The imposition of 25% tariffs on Chinese steel is one Trump policy Smith, supports.
“For too long, China has cheated on its international trade commitments on steel production, put Iron Rangers out of work, and threatened our national security,” Smith said. “Steel tariffs are a critical tool to counteract China’s unfair trade practices. I continue to believe that strong tariffs are needed to protect American workers and our domestic steel industry.”
A university of Minnesota study determined that the state’s mining sector grew by 37% between 2009 and 2018, adding 1,138 jobs. It also said that in 2018, the mining sector contributed more than $2 billion to the Arrowhead region’s economy, and that taconite production – a type of iron ore mined in the state – grew after tariffs were imposed on Chinese steel.
Trump imposed tariffs on Chinese exports after an investigation concluded China stole intellectual property from American companies and forced them to transfer technology.
Yet the tariffs have appeared to do little to persuade China to change its ways. And the Chinese reacted by imposing duties on a wide range of U.S. exports, including wheat, wine, pork and other American products.
Now the Biden administration say the tariffs imposed on Chinese-made consumer goods fuel inflation – forcing consumers to pay more for bicycles, appliances and other popular made-in-China products. But a strong pushback from unions and industries to keep some of the tariffs has prompted the Biden administration to adopt a cautious, limited approach – and to reportedly plan to keep tariffs on aluminum and steel.
Stauber, who represents Minnesota’s 8th District, recently wrote to Biden saying he was “extremely concerned” that his administration would consider “further repealing tariffs on China including, specifically, tariffs on steel and aluminum imports as well as on steel-intensive imported products.”

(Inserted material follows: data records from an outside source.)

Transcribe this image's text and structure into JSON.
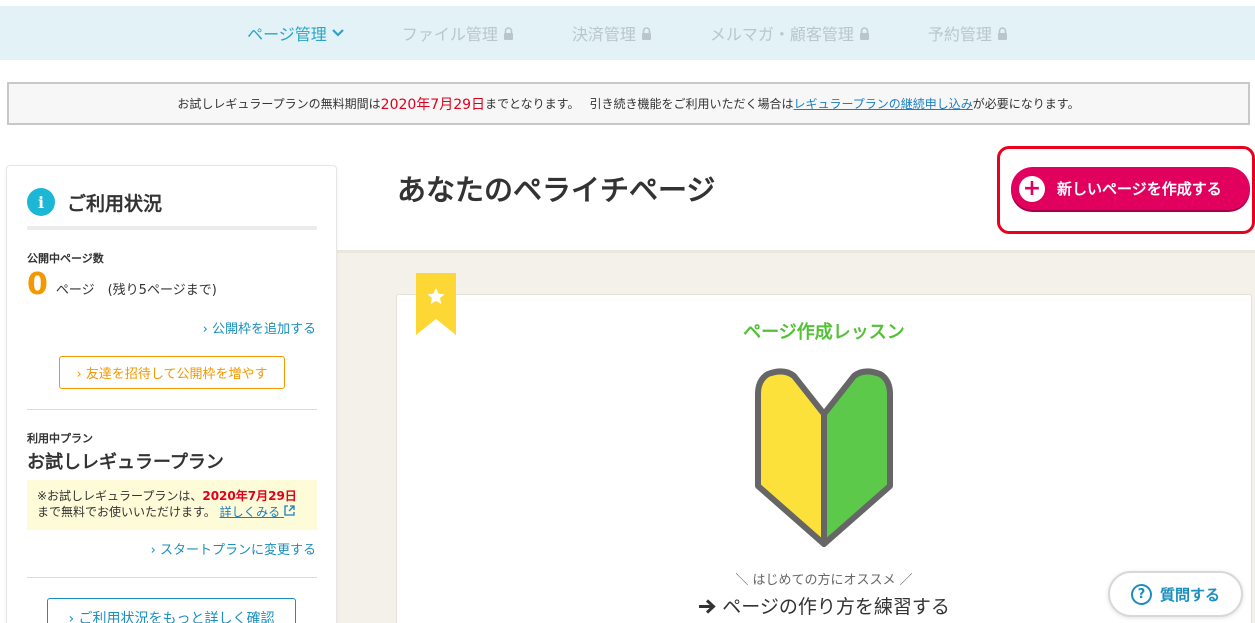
{
  "nav": {
    "items": [
      {
        "label": "ページ管理",
        "active": true,
        "icon": "chevron-down-icon"
      },
      {
        "label": "ファイル管理",
        "active": false,
        "icon": "lock-icon"
      },
      {
        "label": "決済管理",
        "active": false,
        "icon": "lock-icon"
      },
      {
        "label": "メルマガ・顧客管理",
        "active": false,
        "icon": "lock-icon"
      },
      {
        "label": "予約管理",
        "active": false,
        "icon": "lock-icon"
      }
    ]
  },
  "notice": {
    "text1": "お試しレギュラープランの無料期間は",
    "date": "2020年7月29日",
    "text2": "までとなります。",
    "text3": "引き続き機能をご利用いただく場合は",
    "link": "レギュラープランの継続申し込み",
    "text4": "が必要になります。"
  },
  "sidebar": {
    "title": "ご利用状況",
    "info_icon": "i",
    "pages_label": "公開中ページ数",
    "page_count": "0",
    "page_count_text": "ページ　(残り5ページまで)",
    "add_slot_link": "› 公開枠を追加する",
    "invite_button": "› 友達を招待して公開枠を増やす",
    "plan_label": "利用中プラン",
    "plan_name": "お試しレギュラープラン",
    "plan_note_1": "※お試しレギュラープランは、",
    "plan_note_date": "2020年7月29日",
    "plan_note_2": "まで無料でお使いいただけます。",
    "plan_note_link": "詳しくみる",
    "change_plan_link": "› スタートプランに変更する",
    "details_button": "› ご利用状況をもっと詳しく確認"
  },
  "main": {
    "page_title": "あなたのペライチページ",
    "new_page_button": "新しいページを作成する",
    "lesson_title": "ページ作成レッスン",
    "recommend_text": "＼ はじめての方にオススメ ／",
    "practice_link": "ページの作り方を練習する"
  },
  "help": {
    "label": "質問する"
  },
  "colors": {
    "accent": "#2aa5c8",
    "brand_pink": "#e2005f",
    "highlight_red": "#e8001c",
    "orange": "#f39800",
    "green": "#55c139",
    "yellow": "#fdd835"
  }
}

“Simply put, your decision to end these tariffs would have a devastating, direct, and immediate impact on these very families and workers in northern Minnesota and throughout steel country,” wrote Stauber.
Biden officials, including Treasury Secretary Janet Yellen and Commerce Secretary Gina Raimondo have pushed for broader tariff relief. Some have made a political argument, saying it’s important for Biden to signal to voters ahead of the midterms that he’s working to counteract rising prices.

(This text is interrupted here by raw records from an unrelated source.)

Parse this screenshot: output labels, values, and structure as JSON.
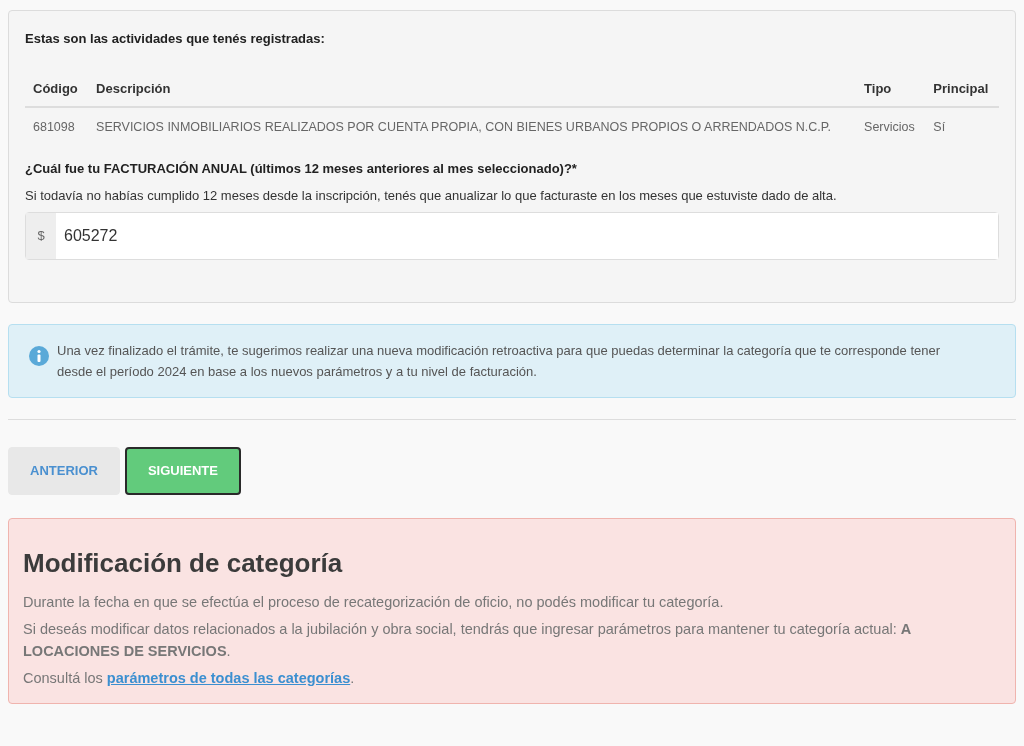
{
  "activities": {
    "intro": "Estas son las actividades que tenés registradas:",
    "columns": [
      "Código",
      "Descripción",
      "Tipo",
      "Principal"
    ],
    "rows": [
      {
        "code": "681098",
        "description": "SERVICIOS INMOBILIARIOS REALIZADOS POR CUENTA PROPIA, CON BIENES URBANOS PROPIOS O ARRENDADOS N.C.P.",
        "type": "Servicios",
        "principal": "Sí"
      }
    ]
  },
  "billing": {
    "question": "¿Cuál fue tu FACTURACIÓN ANUAL (últimos 12 meses anteriores al mes seleccionado)?*",
    "hint": "Si todavía no habías cumplido 12 meses desde la inscripción, tenés que anualizar lo que facturaste en los meses que estuviste dado de alta.",
    "prefix": "$",
    "value": "605272"
  },
  "info": "Una vez finalizado el trámite, te sugerimos realizar una nueva modificación retroactiva para que puedas determinar la categoría que te corresponde tener desde el período 2024 en base a los nuevos parámetros y a tu nivel de facturación.",
  "buttons": [
    {
      "label": "ANTERIOR",
      "kind": "secondary"
    },
    {
      "label": "SIGUIENTE",
      "kind": "primary"
    }
  ],
  "alert": {
    "title": "Modificación de categoría",
    "paragraphs": [
      "Durante la fecha en que se efectúa el proceso de recategorización de oficio, no podés modificar tu categoría.",
      "Si deseás modificar datos relacionados a la jubilación y obra social, tendrás que ingresar parámetros para mantener tu categoría actual: **A LOCACIONES DE SERVICIOS**."
    ],
    "consult": {
      "before": "Consultá los",
      "link": "parámetros de todas las categorías",
      "after": "."
    }
  }
}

And certain American industries have lobbied for an end to Chinese tariffs, too. For example, American soft drink and beer manufacturers have pressed the administration to eliminate tariffs on imported aluminum.
However, those urging a broader end to tariffs on Chinese products seemed to be outmatched by the nation’s labor unions, including the United Steelworkers, who demand the tariffs on steel and aluminum stay in place. Biden values his relationship with organized labor and union leaders and has taken pains not to cross them.
Monica Haynes, director of the Bureau of Business and Economic Research at the University of Minnesota-Duluth, said the state mines about 75 percent of the iron ore produced in the nation. She said a decision to keep tariffs on imported Chinese steel will help that state industry.
“Obviously anything that benefits the steel industry will benefit the iron ore industry,” Haynes said.
But the economist also said a narrow approach to lifting tariffs will do little to fight inflation.
“I can’t imagine these changes would have a lot of impact,” Haynes. And any impact on inflation might not be felt for months, she added.
Still, besides the Federal Reserve’s decision to raise interest rates to cool down the economy, removing tariffs from popular, imported consumer products from China is “one of the few levers the administration has in fighting inflation,” Haynes said.
And, besides reviewing the existing tariffs on Chinese goods and raw materials, the administration may impose new tariffs on China, which may have an adverse effect on inflation.
The Biden administration is expected to announce a new tariff investigation under Section 301 of the 1974 Trade Act that will target sectors of the Chinese economy that are heavily subsidized by the Chinese Communist Party. That investigation is expected to focus on high-tech sectors like semiconductors and batteries, which the Chinese government has been accused of unfairly subsidizing to the disadvantage of American companies.